To me, Jacob’s Brew House sounded like yet another cafe in Jaipur that’ll have the city’s Instagram junkies and coffee freaks spamming your feed with the mandatory ‘I was here before you’ stories for two weeks straight, before the fad fades and everybody retreats to their go-to spots. I was mistaken.
Squeezed between the newly opened Café Nola, Coffee Sutra, and Tao Asian Kitchen on the buzzing JLN Marg, Jacob’s is a big, bold, banging space conceived as a rustic garage that was chock-full at 3 pm on a random Wednesday I visited.
Launched by the guys behind The Swinton House—one of Jaipur’s most hip drink destinations—Jacob’s is as far apart from Swinton as any coffee house could be from a bar, yet both draw a part of their DNA from architect Samuel Swinton Jacob, who gave Jaipur some of its hallmark design elements.

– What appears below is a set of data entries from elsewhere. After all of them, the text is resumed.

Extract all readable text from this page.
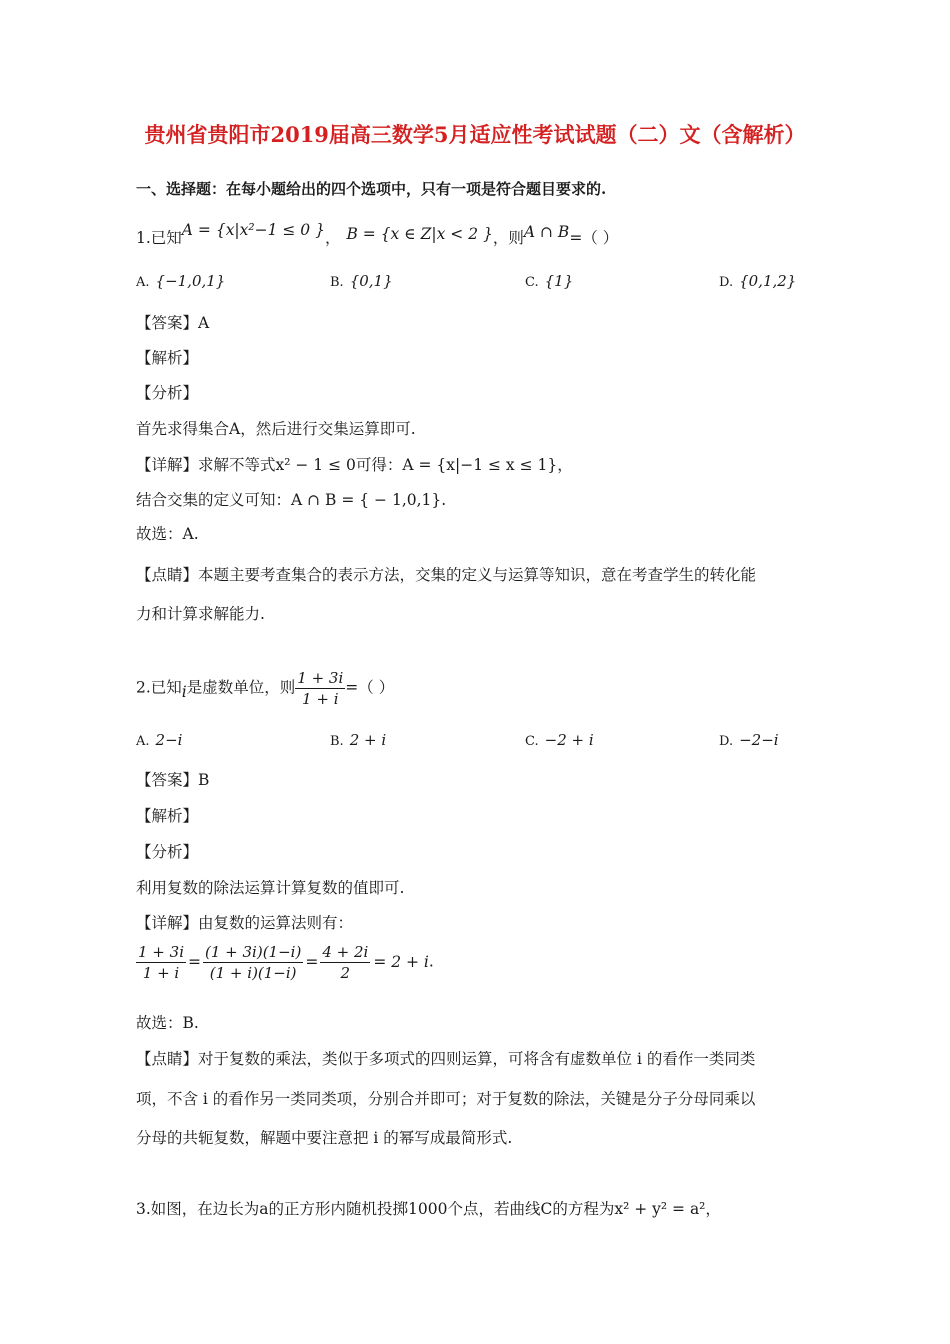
贵州省贵阳市2019届高三数学5月适应性考试试题（二）文（含解析）
一、选择题：在每小题给出的四个选项中，只有一项是符合题目要求的.
1.已知A = {x|x²−1 ≤ 0 }， B = {x ∈ Z|x < 2 }，则A ∩ B=（ ）
A. {−1,0,1}	B. {0,1}	C. {1}	D. {0,1,2}
【答案】A
【解析】
【分析】
首先求得集合A，然后进行交集运算即可.
【详解】求解不等式x² − 1 ≤ 0可得：A = {x|−1 ≤ x ≤ 1}，
结合交集的定义可知：A ∩ B = { − 1,0,1}.
故选：A.
【点睛】本题主要考查集合的表示方法，交集的定义与运算等知识，意在考查学生的转化能
力和计算求解能力.
2.已知i是虚数单位，则 $\frac{1 + 3i}{1 + i}$ =（ ）
A. 2−i	B. 2 + i	C. −2 + i	D. −2−i
【答案】B
【解析】
【分析】
利用复数的除法运算计算复数的值即可.
【详解】由复数的运算法则有：
$\frac{1 + 3i}{1 + i} = \frac{(1 + 3i)(1-i)}{(1 + i)(1-i)} = \frac{4 + 2i}{2} = 2 + i$.
故选：B.
【点睛】对于复数的乘法，类似于多项式的四则运算，可将含有虚数单位 i 的看作一类同类
项，不含 i 的看作另一类同类项，分别合并即可；对于复数的除法，关键是分子分母同乘以
分母的共轭复数，解题中要注意把 i 的幂写成最简形式.
3.如图，在边长为a的正方形内随机投掷1000个点，若曲线C的方程为x² + y² = a²，
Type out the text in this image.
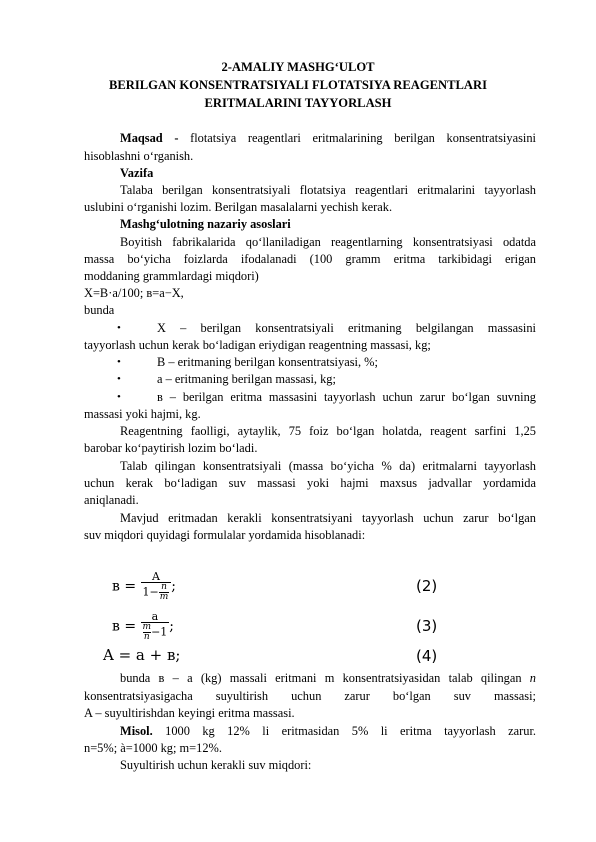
2-AMALIY MASHG‘ULOT
BERILGAN KONSENTRATSIYALI FLOTATSIYA REAGENTLARI
ERITMALARINI TAYYORLASH
Maqsad - flotatsiya reagentlari eritmalarining berilgan konsentratsiyasini
hisoblashni o‘rganish.
Vazifa
Talaba berilgan konsentratsiyali flotatsiya reagentlari eritmalarini tayyorlash
uslubini o‘rganishi lozim. Berilgan masalalarni yechish kerak.
Mashg‘ulotning nazariy asoslari
Boyitish fabrikalarida qo‘llaniladigan reagentlarning konsentratsiyasi odatda
massa bo‘yicha foizlarda ifodalanadi (100 gramm eritma tarkibidagi erigan
moddaning grammlardagi miqdori)
X=B·a/100; в=a−X,
bunda
•	X – berilgan konsentratsiyali eritmaning belgilangan massasini
tayyorlash uchun kerak bo‘ladigan eriydigan reagentning massasi, kg;
•	B – eritmaning berilgan konsentratsiyasi, %;
•	a – eritmaning berilgan massasi, kg;
•	в – berilgan eritma massasini tayyorlash uchun zarur bo‘lgan suvning
massasi yoki hajmi, kg.
Reagentning faolligi, aytaylik, 75 foiz bo‘lgan holatda, reagent sarfini 1,25
barobar ko‘paytirish lozim bo‘ladi.
Talab qilingan konsentratsiyali (massa bo‘yicha % da) eritmalarni tayyorlash
uchun kerak bo‘ladigan suv massasi yoki hajmi maxsus jadvallar yordamida
aniqlanadi.
Mavjud eritmadan kerakli konsentratsiyani tayyorlash uchun zarur bo‘lgan
suv miqdori quyidagi formulalar yordamida hisoblanadi:
$в = \frac{A}{1- \frac{n}{m}}$ ;	(2)
$в = \frac{a}{\frac{m}{n} -1}$ ;	(3)
A = a + в;	(4)
bunda в – a (kg) massali eritmani m konsentratsiyasidan talab qilingan n
konsentratsiyasigacha suyultirish uchun zarur bo‘lgan suv massasi;
A – suyultirishdan keyingi eritma massasi.
Misol. 1000 kg 12% li eritmasidan 5% li eritma tayyorlash zarur.
n=5%; à=1000 kg; m=12%.
Suyultirish uchun kerakli suv miqdori:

While The Swinton House retains the arches, columns, furnishings, and courtyards from the Indo-Saracenic style popularised by the architect in 1893, Jacob’s Brew House owes merely its name to him.
The rest is all founder Sagar Nagpal’s doing. After establishing a factory-unit-inspired eatery in Jalandhar and a medical-clinic-lookalike restaurant in Chandigarh, he wanted to give Jaipur something that went beyond the boring-dressed-as-minimalist template. “My brief was simple—I wanted the place to look unlike any other, like somebody’s garage. No pastels, ample funk, and drenched in natural light.”
And so came about Jacob’s Brew House—a cafe themed on an early 2000s garage cum hardware store. The 150-cover space opens into a gallery seating flanked with greens and featuring scooter-esque seats, a hippy painting lit up with trippy LEDs, and a mirror emblazoned with “F*ck normal, I want magic”.
Step inside, and to your right is a wooden wall bedecked with vinyl records, gramophones, posters, cassettes, and radios that set the tone for the maximalist madness about to ensconce you. Digital signboards reading ‘Jacob’s Brew House’ on loop, sage-green ceramic tiles, colourful typewriters scouted from Delhi’s local bazaars, a mock-up jukebox from Ahmedabad, landlines, open ducts overhead, a huge convex mirror, and tiny TV sets screwed into the walls lend the place a loud, lived-in character.